Some things can only be known in the fullness to time, for now, here's a view from PEHub and Jonathan Marino. Today, I can' t correct or dispute anything. So I won't, maybe later....
peHUB Wire--Monday, Nov. 21, 2011
INTRO:
No-Tech? Did Grotech whiff this June when it dumped a substantial portion of its LivingSocial stake? If you believe the New York Times, it seems very possible. Raising $200 million at a $5 billion valuation means LivingSocial won’t be dependent on its near-term capital to get public, and that it will have plenty of time to sit back and watch and learn from its biggest competitor’s (many) missteps.
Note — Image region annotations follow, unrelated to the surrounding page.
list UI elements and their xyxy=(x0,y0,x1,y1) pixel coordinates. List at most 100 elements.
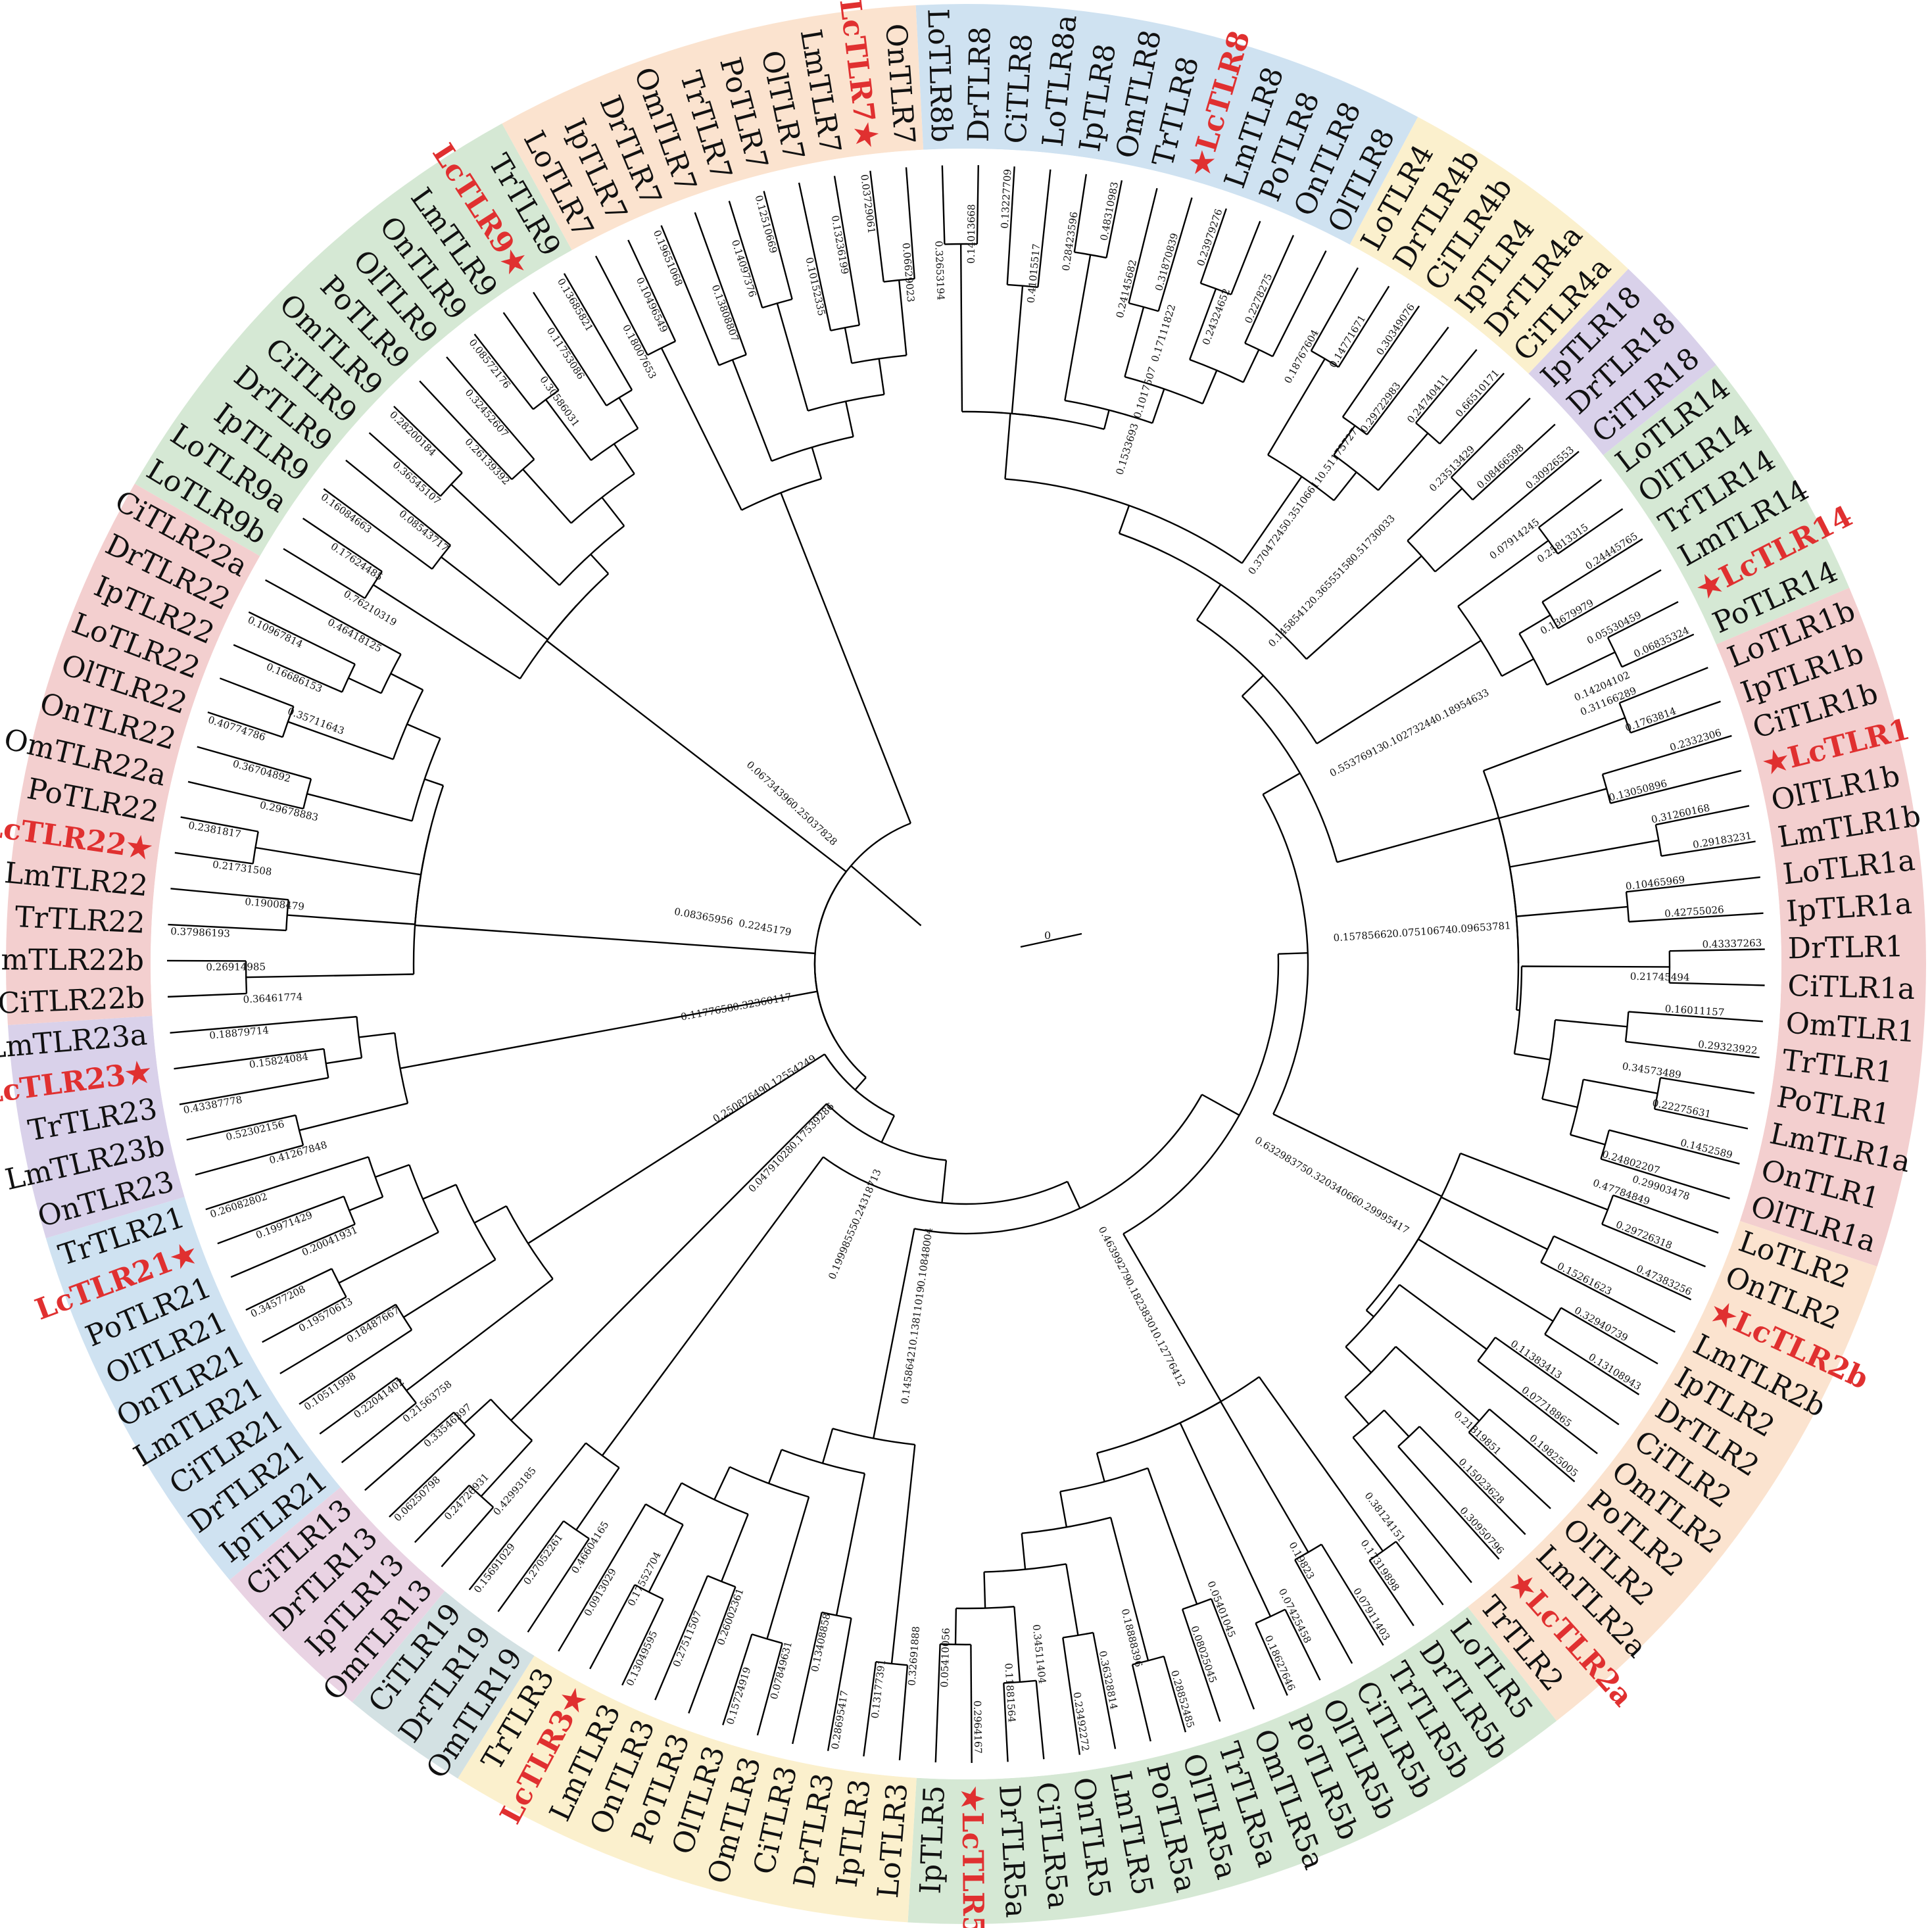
tip-branch xyxy=(1557,569,1662,629)
tip-branch xyxy=(1210,1598,1255,1710)
tip-branch xyxy=(589,1584,636,1670)
internal-branch xyxy=(1011,285,1024,414)
internal-branch xyxy=(522,468,572,524)
internal-branch xyxy=(441,556,548,640)
leaf-label-omtlr22b: OmTLR22b xyxy=(0,943,144,977)
tip-branch xyxy=(898,1665,909,1760)
leaf-label-drtlr8: DrTLR8 xyxy=(962,26,998,143)
tip-branch xyxy=(1553,1235,1692,1301)
tip-branch xyxy=(186,1114,296,1141)
tip-branch xyxy=(195,1144,304,1176)
internal-branch xyxy=(811,446,823,479)
tip-branch xyxy=(1538,479,1603,529)
internal-arc xyxy=(645,1503,684,1526)
cherry-arc xyxy=(883,277,915,283)
internal-branch xyxy=(713,1466,731,1501)
internal-branch xyxy=(1570,1134,1606,1145)
tip-branch xyxy=(341,1402,417,1464)
tip-branch xyxy=(1462,450,1580,550)
cherry-arc xyxy=(1601,1195,1614,1225)
cherry-arc xyxy=(323,1048,329,1078)
internal-branch xyxy=(959,244,963,412)
cherry-arc xyxy=(302,779,312,809)
tip-branch xyxy=(621,1599,664,1686)
internal-branch xyxy=(246,973,414,978)
backbone-branch xyxy=(1067,1181,1081,1209)
internal-branch xyxy=(473,1205,507,1224)
branch-length: 0.11881564 xyxy=(1002,1663,1017,1723)
cherry-arc xyxy=(533,389,560,410)
backbone-arc xyxy=(1005,478,1243,564)
clade-stem xyxy=(527,1236,540,1244)
internal-branch xyxy=(663,1482,683,1516)
internal-arc xyxy=(832,1428,915,1446)
internal-branch xyxy=(358,1032,395,1038)
branch-length: 0.05410056 xyxy=(938,1627,952,1687)
internal-branch xyxy=(375,1164,410,1178)
tip-branch xyxy=(1255,1623,1288,1696)
internal-branch xyxy=(1345,1346,1372,1374)
internal-branch xyxy=(1395,1345,1480,1422)
tip-branch xyxy=(934,1644,941,1763)
internal-branch xyxy=(1509,839,1659,868)
tip-branch xyxy=(441,1506,495,1568)
leaf-label-citlr8: CiTLR8 xyxy=(999,33,1039,145)
tip-branch xyxy=(205,1167,335,1211)
cherry-arc xyxy=(1397,1426,1420,1447)
tip-branch xyxy=(414,1484,470,1543)
internal-branch xyxy=(326,1057,362,1065)
backbone-branch xyxy=(1262,772,1301,796)
internal-branch xyxy=(306,793,412,822)
cherry-arc xyxy=(1601,774,1612,804)
backbone-branch xyxy=(854,1076,867,1091)
internal-branch xyxy=(287,914,416,925)
tip-branch xyxy=(833,176,861,325)
cherry-arc xyxy=(1132,1655,1165,1666)
tip-branch xyxy=(976,165,979,245)
internal-arc xyxy=(741,477,822,511)
internal-branch xyxy=(776,302,809,412)
internal-branch xyxy=(1407,487,1463,542)
internal-branch xyxy=(890,1444,916,1664)
internal-branch xyxy=(613,443,635,475)
tip-branch xyxy=(869,170,884,282)
internal-branch xyxy=(1333,425,1356,456)
tip-branch xyxy=(502,312,560,391)
clade-sector-tlr23 xyxy=(7,1015,185,1239)
internal-branch xyxy=(844,327,853,364)
tip-branch xyxy=(179,1076,329,1105)
tip-branch xyxy=(728,201,763,308)
tip-branch xyxy=(594,255,648,356)
clade-stem xyxy=(1374,639,1482,708)
internal-branch xyxy=(1555,1019,1628,1028)
cherry-arc xyxy=(1600,1130,1610,1159)
internal-branch xyxy=(1065,1564,1079,1636)
tip-branch xyxy=(1477,1360,1598,1455)
backbone-branch xyxy=(546,640,847,873)
tip-branch xyxy=(1366,326,1449,435)
cherry-arc xyxy=(431,544,451,569)
tip-branch xyxy=(170,888,289,901)
backbone-branch xyxy=(941,1160,948,1203)
internal-branch xyxy=(424,778,444,786)
tip-branch xyxy=(1468,1432,1551,1510)
tip-branch xyxy=(827,1618,852,1751)
leaf-label-citlr22b: CiTLR22b xyxy=(0,981,145,1021)
tip-branch xyxy=(368,432,441,497)
tip-branch xyxy=(1544,1334,1640,1395)
clade-stem xyxy=(1342,555,1422,627)
internal-branch xyxy=(766,1497,810,1639)
internal-arc xyxy=(519,604,577,679)
tip-branch xyxy=(1602,735,1732,775)
tip-branch xyxy=(1375,1464,1472,1583)
tip-branch xyxy=(1006,166,1015,285)
internal-branch xyxy=(767,1449,783,1484)
internal-arc xyxy=(771,435,854,462)
backbone-branch xyxy=(780,492,911,824)
root-stub xyxy=(1020,932,1082,948)
internal-branch xyxy=(450,483,560,586)
tip-branch xyxy=(1541,538,1643,603)
cherry-arc xyxy=(1007,283,1038,288)
tip-branch xyxy=(1601,1223,1706,1268)
branch-length: 0.36461774 xyxy=(243,991,302,1005)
Now, they’ll also be able to pinpoint the precise moment—should it happen—when DC-area-based LivingSocial’s valuation outstrips that of Groupon. According to one TechCrunch report, Grotech’s valuation has nearly doubled inside of the last seven months. Translation: it’s a good thing Don Rainey and the gang held onto the remainder of that LivingSocial stake. Now, when Grotech is out raising its next fund, it can say it only botched their market timing on exiting about half its best investment ever, instead of the whole thing. Fortunately, for as long as Danny Snyder runs the Redskins, every other investor around the Beltway will comparatively seem like a genius.
-Jonathan Marino
Jonathan is pretty confused...playing with house money is smart for any fund (or investor), which is clearly what Grotech is doing. I suspect they'll be getting high-fives from their limiteds, rather than making excuses for botching anything. And as for "Danny", no one has ever questioned his business acumen--it his egregious butt-inski attitude and talent myopia that has ruined the 'skins.